When You Can't Sell It, Give It Away?
The New York Times reports that Microsoft and the U.S. National Science Foundation (NSF) have agreed to give researchers "free" access to Microsoft's Azure cloud computing environment (there are quotes around "free" because researchers will actually pay for the resource, but using grant money from NSF). Microsoft said that "we're trying to figure out how to engage the majority of scientists." Let's hope the person who wrote this is not in Marketing.
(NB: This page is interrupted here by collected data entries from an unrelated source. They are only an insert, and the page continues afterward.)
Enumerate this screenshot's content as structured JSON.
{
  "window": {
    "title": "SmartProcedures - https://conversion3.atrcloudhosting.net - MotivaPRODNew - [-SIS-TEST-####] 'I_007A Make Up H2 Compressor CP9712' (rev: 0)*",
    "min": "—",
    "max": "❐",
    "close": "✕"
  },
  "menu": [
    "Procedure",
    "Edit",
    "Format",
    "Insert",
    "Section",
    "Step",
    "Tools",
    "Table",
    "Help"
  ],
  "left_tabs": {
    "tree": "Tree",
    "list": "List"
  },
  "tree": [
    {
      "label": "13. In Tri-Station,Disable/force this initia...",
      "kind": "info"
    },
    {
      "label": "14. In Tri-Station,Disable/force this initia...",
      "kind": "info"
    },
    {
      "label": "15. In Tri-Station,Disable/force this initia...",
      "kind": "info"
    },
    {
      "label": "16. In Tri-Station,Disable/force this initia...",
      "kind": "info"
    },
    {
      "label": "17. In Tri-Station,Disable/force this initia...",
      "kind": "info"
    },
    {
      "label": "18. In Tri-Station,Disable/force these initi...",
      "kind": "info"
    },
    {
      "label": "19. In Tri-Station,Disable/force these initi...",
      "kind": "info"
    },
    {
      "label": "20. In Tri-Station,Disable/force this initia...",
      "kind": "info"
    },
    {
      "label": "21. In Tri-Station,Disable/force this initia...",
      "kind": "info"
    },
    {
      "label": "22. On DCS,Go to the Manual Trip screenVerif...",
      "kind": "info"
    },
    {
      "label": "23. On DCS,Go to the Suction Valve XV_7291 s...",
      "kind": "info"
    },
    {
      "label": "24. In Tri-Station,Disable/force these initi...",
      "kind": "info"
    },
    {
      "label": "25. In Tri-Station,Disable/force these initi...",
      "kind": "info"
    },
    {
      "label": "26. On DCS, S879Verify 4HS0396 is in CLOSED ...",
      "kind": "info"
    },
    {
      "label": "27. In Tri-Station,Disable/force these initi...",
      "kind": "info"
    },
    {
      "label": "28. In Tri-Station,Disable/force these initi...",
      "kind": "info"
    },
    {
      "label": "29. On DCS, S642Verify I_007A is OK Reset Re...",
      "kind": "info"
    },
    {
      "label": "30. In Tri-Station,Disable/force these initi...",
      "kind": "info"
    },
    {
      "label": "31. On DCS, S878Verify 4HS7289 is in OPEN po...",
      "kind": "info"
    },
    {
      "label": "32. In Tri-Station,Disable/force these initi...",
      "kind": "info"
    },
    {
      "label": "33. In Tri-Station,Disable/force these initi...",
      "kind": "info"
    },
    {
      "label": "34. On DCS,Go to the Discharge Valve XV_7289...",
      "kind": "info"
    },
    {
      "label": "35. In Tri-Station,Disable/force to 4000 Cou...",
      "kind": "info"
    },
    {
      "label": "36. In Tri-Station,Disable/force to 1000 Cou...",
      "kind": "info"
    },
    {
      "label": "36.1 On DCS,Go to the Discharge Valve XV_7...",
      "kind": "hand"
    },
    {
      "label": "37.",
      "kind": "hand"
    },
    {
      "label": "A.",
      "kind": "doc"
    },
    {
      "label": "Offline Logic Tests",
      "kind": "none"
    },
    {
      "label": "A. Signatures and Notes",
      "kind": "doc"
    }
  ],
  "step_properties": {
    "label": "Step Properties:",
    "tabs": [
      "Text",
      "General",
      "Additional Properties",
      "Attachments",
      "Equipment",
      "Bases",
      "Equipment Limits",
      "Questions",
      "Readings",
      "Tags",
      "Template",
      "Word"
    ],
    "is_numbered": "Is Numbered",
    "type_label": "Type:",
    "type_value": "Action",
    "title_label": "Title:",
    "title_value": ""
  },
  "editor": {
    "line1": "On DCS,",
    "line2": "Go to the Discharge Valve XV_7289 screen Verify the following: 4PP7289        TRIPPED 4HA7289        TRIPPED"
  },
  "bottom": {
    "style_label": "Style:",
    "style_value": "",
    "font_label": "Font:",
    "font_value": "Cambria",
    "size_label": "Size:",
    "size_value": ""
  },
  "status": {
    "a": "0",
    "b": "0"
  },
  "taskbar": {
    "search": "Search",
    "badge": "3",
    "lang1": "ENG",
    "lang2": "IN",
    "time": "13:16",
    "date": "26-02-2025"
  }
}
Hello Redmond, we have a problem...
Oil Companies Targeted by Cyberspies?
A January 25 article in the Christian Science Monitor talks about alleged cyberspying against oil companies Marathon Oil, ExxonMobil and ConocoPhillips. There was nothing new in the attack methods, but the suspected involvement of a foreign government is what made the events, which of course are not officially confirmed by the alleged victims, noteworthy.
A Trillion Nanosensors
About six years ago, research on ad-hoc wireless networks of tiny sensors was all the rage, leading to the "smart dust" moniker. Since then, things have been very silent on this front. One reason may be the normal hype-and-disillusionment cycle, another that the sensors' cost and size needed to come down by several orders of magnitude, which takes time, and finally, once the basic science of sensor networking was established, researchers went off to solve other problems. The " Central Nervous System for the Earth" (CeNSE) is a renewed effort by HP Labs in this direction. It envisions up to a trillion sensors, each the size of a pushpin, embedded into  roads, buildings, equipment, etc.
Seen Recently...
"The ultimate outcome of Enterprise Architecture is change-friendly capability delivery."
-- Brenda Michelson, Elemental Links, edited from Twitter

"I think business process optimization or transformation is the next big thing. It's way bigger than process."